Graves denúncias tornadas públicas esta semana pela imprensa nacional colocam a Procuradoria-Geral da República (PGR) no centro de acusações de actuações que violam princípios legais fundamentais.

As acusações incidem sobre pelo menos dois processos específicos que evidenciam alegadas irregularidades. O primeiro envolve o cidadão turco Emre Cinar, representante legal da Willow International School. De acordo com as revelações, o mandado de detenção executado contra ele em Dezembro último nunca esteve formalmente registado no sistema judicial, o que constitui uma violação grave de procedimento. Esta irregularidade substantiva levou à concessão de liberdade provisória, realçando a falta de base legal para a detenção inicial.

O segundo caso decorre de uma investigação do Centre for Investigative Journalism Malawi (CIJM), que acusa a PGR moçambicana de cumplicidade por omissão num processo de tráfico transnacional de droga.

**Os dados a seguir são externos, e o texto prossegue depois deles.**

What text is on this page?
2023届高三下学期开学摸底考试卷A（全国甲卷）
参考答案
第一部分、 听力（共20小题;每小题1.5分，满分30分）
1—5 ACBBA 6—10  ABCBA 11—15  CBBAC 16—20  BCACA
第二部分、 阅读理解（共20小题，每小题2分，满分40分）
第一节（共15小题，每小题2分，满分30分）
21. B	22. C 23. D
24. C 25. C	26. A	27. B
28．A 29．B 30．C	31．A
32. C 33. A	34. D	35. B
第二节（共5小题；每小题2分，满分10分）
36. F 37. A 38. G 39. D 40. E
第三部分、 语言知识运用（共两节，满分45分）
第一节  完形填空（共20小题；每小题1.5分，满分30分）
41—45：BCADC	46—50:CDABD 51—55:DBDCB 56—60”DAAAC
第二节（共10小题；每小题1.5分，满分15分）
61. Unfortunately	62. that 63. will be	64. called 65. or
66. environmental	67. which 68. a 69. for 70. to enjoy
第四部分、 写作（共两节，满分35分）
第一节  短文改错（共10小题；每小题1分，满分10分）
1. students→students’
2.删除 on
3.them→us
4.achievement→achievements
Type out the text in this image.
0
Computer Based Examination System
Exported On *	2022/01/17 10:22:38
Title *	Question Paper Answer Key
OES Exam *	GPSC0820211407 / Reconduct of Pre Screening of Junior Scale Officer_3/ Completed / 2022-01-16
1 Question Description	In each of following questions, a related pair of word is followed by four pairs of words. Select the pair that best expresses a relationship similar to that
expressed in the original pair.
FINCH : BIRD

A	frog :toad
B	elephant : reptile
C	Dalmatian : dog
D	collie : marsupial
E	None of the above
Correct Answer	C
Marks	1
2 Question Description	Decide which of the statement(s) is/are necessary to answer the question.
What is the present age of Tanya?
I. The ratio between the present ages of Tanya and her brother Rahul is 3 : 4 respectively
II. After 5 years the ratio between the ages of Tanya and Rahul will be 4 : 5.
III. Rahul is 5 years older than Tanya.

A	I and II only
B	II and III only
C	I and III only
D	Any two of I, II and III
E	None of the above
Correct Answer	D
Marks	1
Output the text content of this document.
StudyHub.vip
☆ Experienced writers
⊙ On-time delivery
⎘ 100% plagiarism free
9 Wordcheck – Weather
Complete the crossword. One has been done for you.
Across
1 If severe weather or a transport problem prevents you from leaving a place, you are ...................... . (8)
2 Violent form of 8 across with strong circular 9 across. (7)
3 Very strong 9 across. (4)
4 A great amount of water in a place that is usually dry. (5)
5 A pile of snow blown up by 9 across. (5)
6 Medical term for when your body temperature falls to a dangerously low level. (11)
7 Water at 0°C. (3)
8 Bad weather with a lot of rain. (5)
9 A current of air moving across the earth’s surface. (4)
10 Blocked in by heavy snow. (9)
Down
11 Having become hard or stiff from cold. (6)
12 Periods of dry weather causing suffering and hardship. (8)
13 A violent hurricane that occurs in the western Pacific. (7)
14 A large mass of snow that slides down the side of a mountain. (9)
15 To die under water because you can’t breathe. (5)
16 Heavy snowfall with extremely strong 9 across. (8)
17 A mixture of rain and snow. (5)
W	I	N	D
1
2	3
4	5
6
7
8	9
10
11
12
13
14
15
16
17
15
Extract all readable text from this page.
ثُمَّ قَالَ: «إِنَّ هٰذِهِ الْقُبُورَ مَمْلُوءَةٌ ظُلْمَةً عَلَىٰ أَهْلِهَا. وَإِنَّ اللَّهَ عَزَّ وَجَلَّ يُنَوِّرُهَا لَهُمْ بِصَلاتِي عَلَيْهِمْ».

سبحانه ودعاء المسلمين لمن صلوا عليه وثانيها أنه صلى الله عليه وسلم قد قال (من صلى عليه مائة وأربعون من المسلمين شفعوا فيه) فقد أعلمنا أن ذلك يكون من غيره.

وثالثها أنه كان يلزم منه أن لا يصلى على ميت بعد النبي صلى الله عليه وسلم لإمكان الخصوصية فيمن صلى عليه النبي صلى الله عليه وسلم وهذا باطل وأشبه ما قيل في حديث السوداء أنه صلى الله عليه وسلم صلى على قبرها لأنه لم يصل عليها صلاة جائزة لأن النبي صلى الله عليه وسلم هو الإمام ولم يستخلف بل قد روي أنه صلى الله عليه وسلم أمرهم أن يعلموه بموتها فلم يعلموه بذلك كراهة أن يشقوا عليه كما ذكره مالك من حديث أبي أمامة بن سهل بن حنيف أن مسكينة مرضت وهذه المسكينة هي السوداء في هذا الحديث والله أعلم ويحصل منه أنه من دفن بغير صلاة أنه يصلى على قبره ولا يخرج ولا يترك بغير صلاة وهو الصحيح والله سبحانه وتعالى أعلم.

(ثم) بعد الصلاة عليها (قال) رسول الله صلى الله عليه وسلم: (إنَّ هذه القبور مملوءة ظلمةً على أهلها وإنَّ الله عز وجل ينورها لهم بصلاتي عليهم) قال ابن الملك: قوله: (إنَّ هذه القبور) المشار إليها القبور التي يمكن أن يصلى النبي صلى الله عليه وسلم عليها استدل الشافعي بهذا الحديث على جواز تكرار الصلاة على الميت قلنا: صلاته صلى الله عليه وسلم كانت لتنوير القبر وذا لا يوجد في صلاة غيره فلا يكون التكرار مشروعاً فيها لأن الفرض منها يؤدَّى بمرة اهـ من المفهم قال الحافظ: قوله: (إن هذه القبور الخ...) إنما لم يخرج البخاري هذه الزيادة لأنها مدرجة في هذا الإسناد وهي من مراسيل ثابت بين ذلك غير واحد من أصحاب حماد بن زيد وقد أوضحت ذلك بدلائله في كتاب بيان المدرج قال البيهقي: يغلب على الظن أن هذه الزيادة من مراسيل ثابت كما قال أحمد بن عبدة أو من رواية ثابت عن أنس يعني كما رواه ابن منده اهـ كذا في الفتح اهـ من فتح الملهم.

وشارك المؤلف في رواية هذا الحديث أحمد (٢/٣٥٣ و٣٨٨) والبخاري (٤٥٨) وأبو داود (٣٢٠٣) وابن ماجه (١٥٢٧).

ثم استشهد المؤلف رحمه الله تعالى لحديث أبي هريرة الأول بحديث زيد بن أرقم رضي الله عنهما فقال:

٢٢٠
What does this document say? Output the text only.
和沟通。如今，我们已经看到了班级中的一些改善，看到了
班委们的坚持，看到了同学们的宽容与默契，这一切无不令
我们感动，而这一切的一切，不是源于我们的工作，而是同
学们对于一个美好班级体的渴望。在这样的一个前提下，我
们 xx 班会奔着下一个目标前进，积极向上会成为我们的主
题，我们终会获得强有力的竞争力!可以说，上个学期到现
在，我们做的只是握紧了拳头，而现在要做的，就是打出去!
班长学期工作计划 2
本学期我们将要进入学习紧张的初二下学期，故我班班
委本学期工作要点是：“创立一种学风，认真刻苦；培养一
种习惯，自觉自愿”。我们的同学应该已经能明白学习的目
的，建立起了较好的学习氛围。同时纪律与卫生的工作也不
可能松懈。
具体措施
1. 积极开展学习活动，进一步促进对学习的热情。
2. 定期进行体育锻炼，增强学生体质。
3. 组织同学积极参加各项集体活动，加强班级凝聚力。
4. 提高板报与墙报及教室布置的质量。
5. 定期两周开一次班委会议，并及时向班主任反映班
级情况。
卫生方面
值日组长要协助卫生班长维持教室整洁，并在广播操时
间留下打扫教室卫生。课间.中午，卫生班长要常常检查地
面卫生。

Segundo a organização, a Procuradoria permitiu que suspeitos, que se encontravam em liberdade provisória sob condições não divulgadas, abandonassem o País. Estes indivíduos viriam a ser posteriormente detidos no vizinho Botswana.

Para o CIJM, esta conduta configura um “padrão de tolerância institucional face ao crime organizado”, ultrapassando em muito um mero erro processual.